Sur disque, c’est autre chose. Boss n’est pas vraiment poli et encore moins raffiné, mais la production laisse entendre une volonté d’écrire de vraies chansons. Même les enregistrements précédents – EPS principalement - n’avaient pas la nouvelle clarté qui semble éclairer le groupe désormais produit par Lee Ranaldo de Sonic Youth – légende de l’alternatif américain. Ils peinaient pourtant à reproduire l’exubérance de leurs concerts. Boss parvient à restaurer les forces qui s’entrechoquent – la voix et les textes d’Ambrogio, sa guitare mal dressée et le jeu de batterie quasi primitif de Nolan tout en proposant des morceaux plus construits.
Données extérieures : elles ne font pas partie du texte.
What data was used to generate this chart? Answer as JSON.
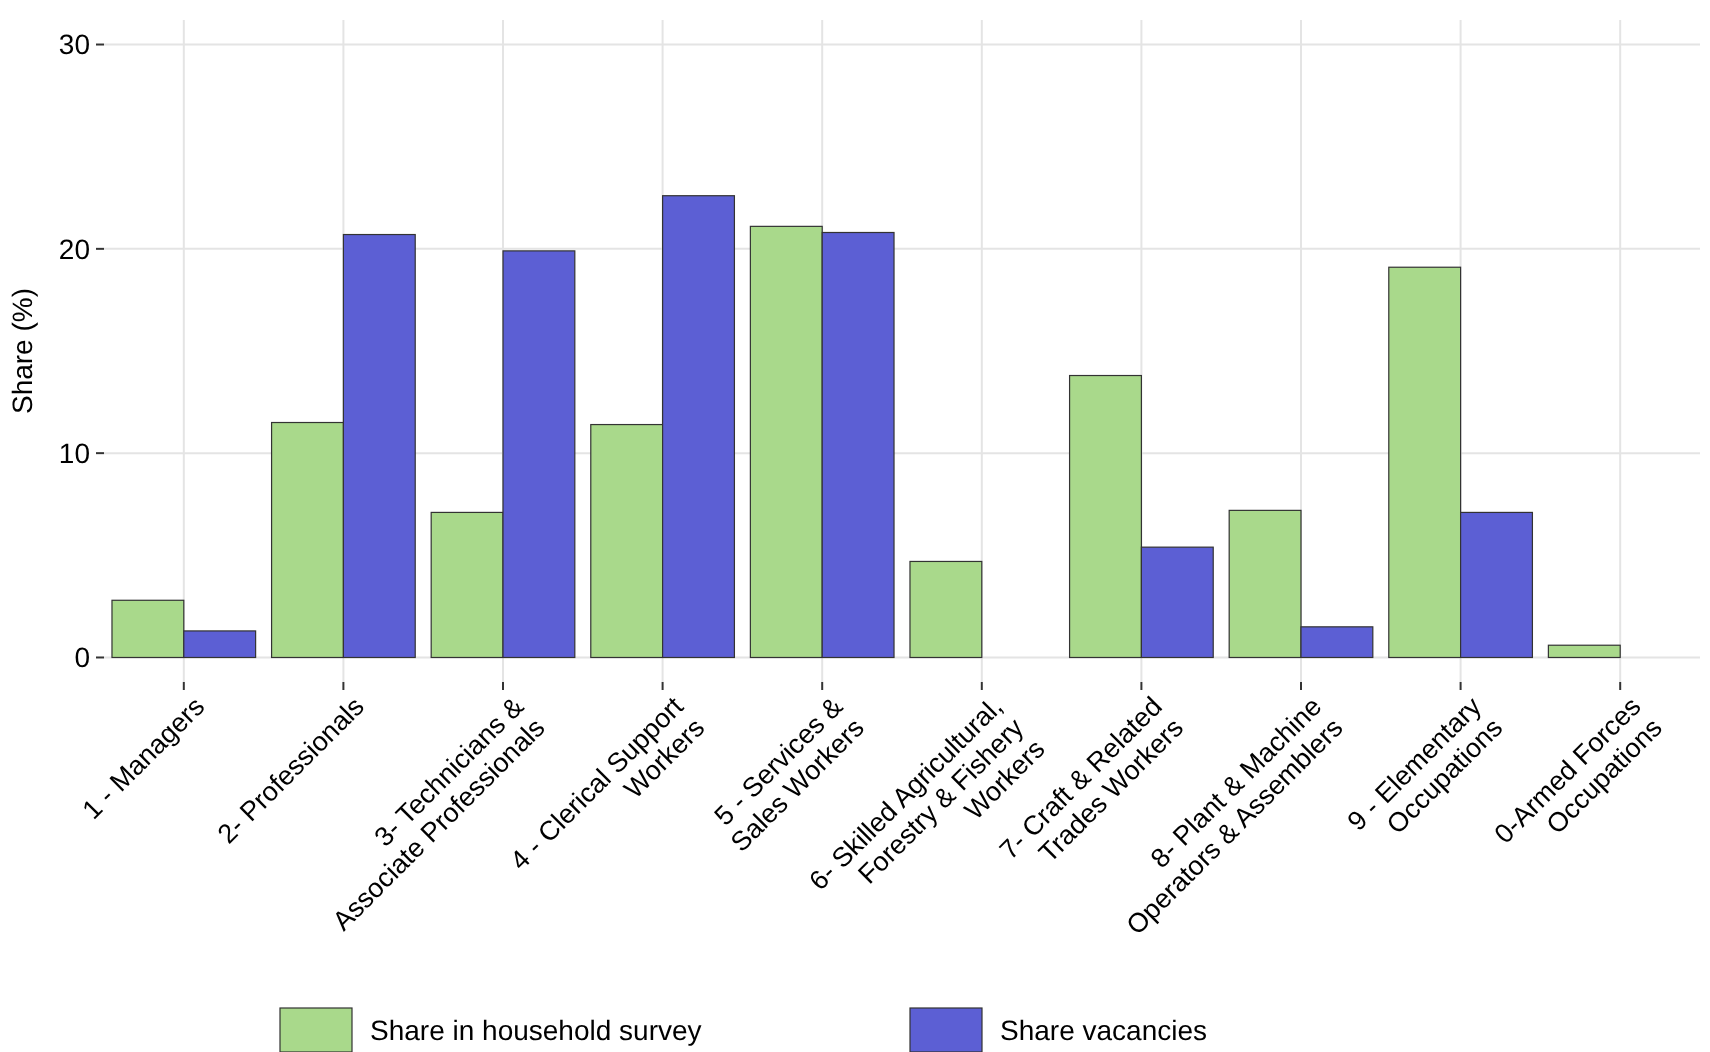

La structure couplet-refrain n’est donc plus tellement étrangère aux vanités charnelles d’Ambrogio.

Quand ils restaient auparavant bloqués entre des tranches de son saturé, ils parviennent grâce à un processus quasi inédit pour eux – la recherche au studio – à diversifier leur offre. On trouve même sur le disque une « ballade » au piano, même si le terme est quelque peu malmené selon les standards du genre – c’est toujours avec la même impudeur, la même provocation que connaissent bien Patti Smith et PJ Harvey qu’avance le duo. On imagine Ambrogio surir dans un sac plastique, la tête en sang et les doigts noir et poisseux de la main qui serre le micro. Mais c’est encore trop convenu pour définir ce qu’elle-même veut nous laisser imaginer.

Sans les traduire, je peux vous proposer ces quelques lignes qui évoquent les sujets de prédilection des Magik Markers : « Twigs and rocks, locks and vices; black men and movie star blonds; pin-fed camel's heads, hypocrites and ghosts, judgment day and secular Pentecost; paradise and hell and rot and decay; teeth, bones, eyes, mouths and tongues; depravity, disease and shake seize…” Soit un panorama focalisé sur l’underground américain et sa touche d’exotisme maison.

La qualité que je préfère chez ce groupe, c’est qu’il parvient à la fois à avoir ce côté sale mais intelligent qui est probablement né du Velvet Underground (donc pas d’hier) et à y mêler une rêverie atmosphérique, qui en fait un moyen inattendu pour s’endormir. Il contient des éléments de torpeur, de repli comme Sonic Youth dès Bad Moon Rising (1988). Quels que soient les revendications d’Ambrogio, cette torpeur l’emporte toujours sur toute la violence d’une oppression qui reste imaginaire – et donne parfois à voir des images humoristiques (Last of the Lemach Line), même si ce n’est pas l’effet voulu. Des morceaux aussi divers et que Taste ou Empty Bottle ont cette marque, qui est plus forte que l’appréciation que l’on peut faire de leur véritable qualité.

Si l’on retourne à la base de l’appréciation, justement, Taste, est sans doute le morceau le plus efficace, le plus rock – mais c’est pour s’éloigner d’une certaine vision de ce qu’est la musique rock, ou pour l’élargir, que l’on écoute des bricoleurs aussi improbables que les Magik Markers – ils peuvent être parrainés par la plus importante formation indé américaine de ces vingt dernières années, et même avoir signé récemment, pour Balf Quarry (2009) avec Drag City, label magnifique qui abrite Bonnie « prince » Billy, Bill Callahan ou Silver Jews – ils n’en restent pas moins des seconds couteaux. Au moins jusqu'à ce que l’on comprenne leur nouvelle viscéralité, éclatante sur Shells (Balf Quarry).

Leur vraie sensibilité artistique s’exprime avec plus d’évidence à travers les pochettes très réussies de ces deux derniers disques – et l’incroyable poster qui est également vendu aux couleurs de Balf Quarry. Ces têtes ouvertes à la circulation, c’est l’alchimie du rock revisitée. Une alchimie moins approximative en dessin qu’en vrai.